Who is Stealing your Retirement?
During the writing of my book series, as I calculated the impact of financial advisor or mutual fund fees, it dawned on me that there are lots of ways our retirement can be "stolen" without us realizing it. Even the government does this and we accept it because it appears nothing can be done about it. For example, while working you and your employer each paid the 6.2% FICA tax for your Social Security benefit. You didn't pay income tax on that contribution when the wages were earned, but the government set the system up to have you pay* income tax on the benefit years later. And since the thresholds for determining what percentage of your benefit is subject to tax aren't indexed to inflation, more and more middle-class retirees are paying more income tax, maybe at a higher rate, because Social Security, when added to 401(k) distributions, is being taxed as one. Funny how they forgot to mention this on your Social Security statement that your $2,500 a month might only net $2,200 in your pocket.
Next, of course, are fees and expenses on investments. While 0.25% or 0.5% doesn't seem like much, it's the compounding impact that is significant. For example, a 0.5% difference in expense ratios for the same index fund on a retirement account could result in a 15% to 20% difference in the ending balance. And if you're only paying 0.5% on all of your investments, that's likely less than most folks so the impact might be much higher. It's not just the listed "expense ratio" but other fund expenses that aren't disclosed to you. For example, the fund must buy and sell stocks on behalf of its shareholders—the more trading or "turnover," the higher the fund expenses. But, the fund doesn't directly tell you your return was 0.3% less because of the higher turnover; they publish their returns and document fund expenses and leave it up to you to decide if the fund is run efficiently or not (which of course, we don't because we don't have the time or expertise to dig down that deep). Look at the annual reruns of a number of S&P 500 Index funds to see this because the funds own the same stocks in the same percentage as every other S&P 500 fund.
Then there are the financial planner and advisor fees. Again, while mosty disclosed to you, it's not presented in a way to you show you the impact on your ending retirement savings balance. (I provide more detail in Chapter 4 of What Would Dad Do? - Volume 2.) I also said "mostly disclosed" because they may still receive kickbacks in revenue sharing from the funds you're invested in, but it's likely in small print in the paperwork you signed.
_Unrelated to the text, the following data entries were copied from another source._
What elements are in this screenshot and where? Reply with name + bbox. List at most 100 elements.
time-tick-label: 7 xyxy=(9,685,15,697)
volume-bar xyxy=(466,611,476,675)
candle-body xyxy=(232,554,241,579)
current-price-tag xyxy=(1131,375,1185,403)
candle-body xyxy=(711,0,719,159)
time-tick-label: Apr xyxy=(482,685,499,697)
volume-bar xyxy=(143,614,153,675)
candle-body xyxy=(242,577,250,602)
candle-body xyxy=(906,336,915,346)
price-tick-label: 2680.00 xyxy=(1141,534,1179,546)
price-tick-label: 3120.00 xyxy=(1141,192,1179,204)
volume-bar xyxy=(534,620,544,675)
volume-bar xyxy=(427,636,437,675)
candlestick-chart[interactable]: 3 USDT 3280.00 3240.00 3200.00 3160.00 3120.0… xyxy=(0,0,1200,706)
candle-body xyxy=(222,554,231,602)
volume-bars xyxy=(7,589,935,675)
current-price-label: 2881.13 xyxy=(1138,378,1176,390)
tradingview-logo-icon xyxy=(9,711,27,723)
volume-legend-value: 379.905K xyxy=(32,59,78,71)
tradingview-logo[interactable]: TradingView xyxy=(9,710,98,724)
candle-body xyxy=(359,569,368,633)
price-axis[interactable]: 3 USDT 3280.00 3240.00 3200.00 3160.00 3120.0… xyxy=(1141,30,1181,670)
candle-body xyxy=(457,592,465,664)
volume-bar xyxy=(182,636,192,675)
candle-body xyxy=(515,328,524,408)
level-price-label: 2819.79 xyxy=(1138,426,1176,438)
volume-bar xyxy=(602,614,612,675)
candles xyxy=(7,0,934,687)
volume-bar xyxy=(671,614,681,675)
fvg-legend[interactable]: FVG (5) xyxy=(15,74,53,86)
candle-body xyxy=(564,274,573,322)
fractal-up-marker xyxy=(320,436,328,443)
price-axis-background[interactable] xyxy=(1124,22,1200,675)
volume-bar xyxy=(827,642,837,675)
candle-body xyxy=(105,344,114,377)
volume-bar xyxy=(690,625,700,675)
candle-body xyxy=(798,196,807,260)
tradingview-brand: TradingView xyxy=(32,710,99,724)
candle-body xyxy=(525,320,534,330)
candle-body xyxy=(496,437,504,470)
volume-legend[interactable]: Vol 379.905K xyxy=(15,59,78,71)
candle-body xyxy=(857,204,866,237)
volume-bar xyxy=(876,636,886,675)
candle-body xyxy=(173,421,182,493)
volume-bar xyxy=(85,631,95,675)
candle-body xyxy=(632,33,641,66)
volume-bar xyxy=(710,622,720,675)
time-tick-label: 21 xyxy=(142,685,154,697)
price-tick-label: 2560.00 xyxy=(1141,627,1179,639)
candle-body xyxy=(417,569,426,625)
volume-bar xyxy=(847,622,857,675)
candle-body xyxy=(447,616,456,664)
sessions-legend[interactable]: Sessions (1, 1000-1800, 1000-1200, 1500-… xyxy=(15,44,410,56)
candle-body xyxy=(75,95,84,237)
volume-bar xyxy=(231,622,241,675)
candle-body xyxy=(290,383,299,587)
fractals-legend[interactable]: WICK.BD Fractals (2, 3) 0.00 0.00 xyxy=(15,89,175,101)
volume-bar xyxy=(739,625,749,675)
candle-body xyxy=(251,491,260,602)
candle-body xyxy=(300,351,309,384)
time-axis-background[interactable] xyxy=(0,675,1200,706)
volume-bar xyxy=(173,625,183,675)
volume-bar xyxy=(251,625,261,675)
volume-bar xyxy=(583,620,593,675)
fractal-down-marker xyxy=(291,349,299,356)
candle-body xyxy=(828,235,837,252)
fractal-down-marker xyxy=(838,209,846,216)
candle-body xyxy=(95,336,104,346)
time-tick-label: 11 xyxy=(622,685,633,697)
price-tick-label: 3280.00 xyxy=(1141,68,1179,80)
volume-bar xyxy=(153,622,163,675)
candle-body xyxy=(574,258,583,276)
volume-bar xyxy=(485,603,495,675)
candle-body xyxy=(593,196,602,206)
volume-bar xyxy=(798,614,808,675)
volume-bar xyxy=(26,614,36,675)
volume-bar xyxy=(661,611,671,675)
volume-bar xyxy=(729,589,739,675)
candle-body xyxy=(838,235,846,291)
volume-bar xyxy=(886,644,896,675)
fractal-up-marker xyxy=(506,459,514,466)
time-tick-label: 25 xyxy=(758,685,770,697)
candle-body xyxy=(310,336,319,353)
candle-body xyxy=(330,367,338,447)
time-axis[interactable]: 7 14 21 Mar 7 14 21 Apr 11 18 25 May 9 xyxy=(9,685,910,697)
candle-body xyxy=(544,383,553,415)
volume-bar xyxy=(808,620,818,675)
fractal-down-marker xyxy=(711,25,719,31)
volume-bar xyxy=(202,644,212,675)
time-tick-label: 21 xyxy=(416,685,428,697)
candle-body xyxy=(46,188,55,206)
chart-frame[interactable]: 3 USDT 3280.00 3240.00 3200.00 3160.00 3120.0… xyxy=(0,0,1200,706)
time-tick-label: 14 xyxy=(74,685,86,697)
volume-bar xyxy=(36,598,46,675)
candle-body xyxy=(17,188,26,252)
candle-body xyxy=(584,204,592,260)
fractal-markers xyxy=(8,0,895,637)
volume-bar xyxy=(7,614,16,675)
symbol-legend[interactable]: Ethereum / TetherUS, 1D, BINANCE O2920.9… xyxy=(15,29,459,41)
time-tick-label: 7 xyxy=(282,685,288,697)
There could also be a fee in an income product you purchase, such as an annuity.
Finally, there is the value of the currency that steals from you, also known as inflation. For those saving for retirement with stock mutual funds, the balance is likely growing a few percent faster than inflation, so that the growing balance can indeed provide the needed income in retirement. But what if retirement savings are in a bank earning 0.5% interest? The amount saved while appearing to grow is actually going to provide less than what was put into the account, as 0.5% interest is no match for 3% inflation over the long term. Even using bonds at 3% to 4% may only keep pace with inflation. If you save 10% of your income for retirement in these low-yielding investments, after 10 years you'll have enough to pay for 2 years of retirement (assuming Social Security pays for the other half of it). Thus, inflation is going to steal from you.
The only way to stop the stealing is to identify who's doing the stealing and either put a stop to it or reduce its impact. When it comes to the government, understand the tax code as you save for retirement and plan how to allocate and use your savings. When investing, understand the fees and work to minimize them. For hired professionals, make sure you do the work to understand the total cost - fees and expenses - then, considering the compound value of those fees and expenses, decide if the value overcomes the cost to you. And finally, make sure to understand that retirement savings must achieve returns a few percent above inflation to ever be able to compound sufficiently to provide for a long retirement.
* You will pay income tax on up to 85% of your Social Security benefit when claimed. Since Social Security is generally 30% to 60% of someone's retirement income, it's likely that 85% will be subject to income tax unless steps are taken to lessen the impact. For those at lower income where Social Security is ~60% or more of their income, they may fall below the threshold and their Social Security will not be taxed.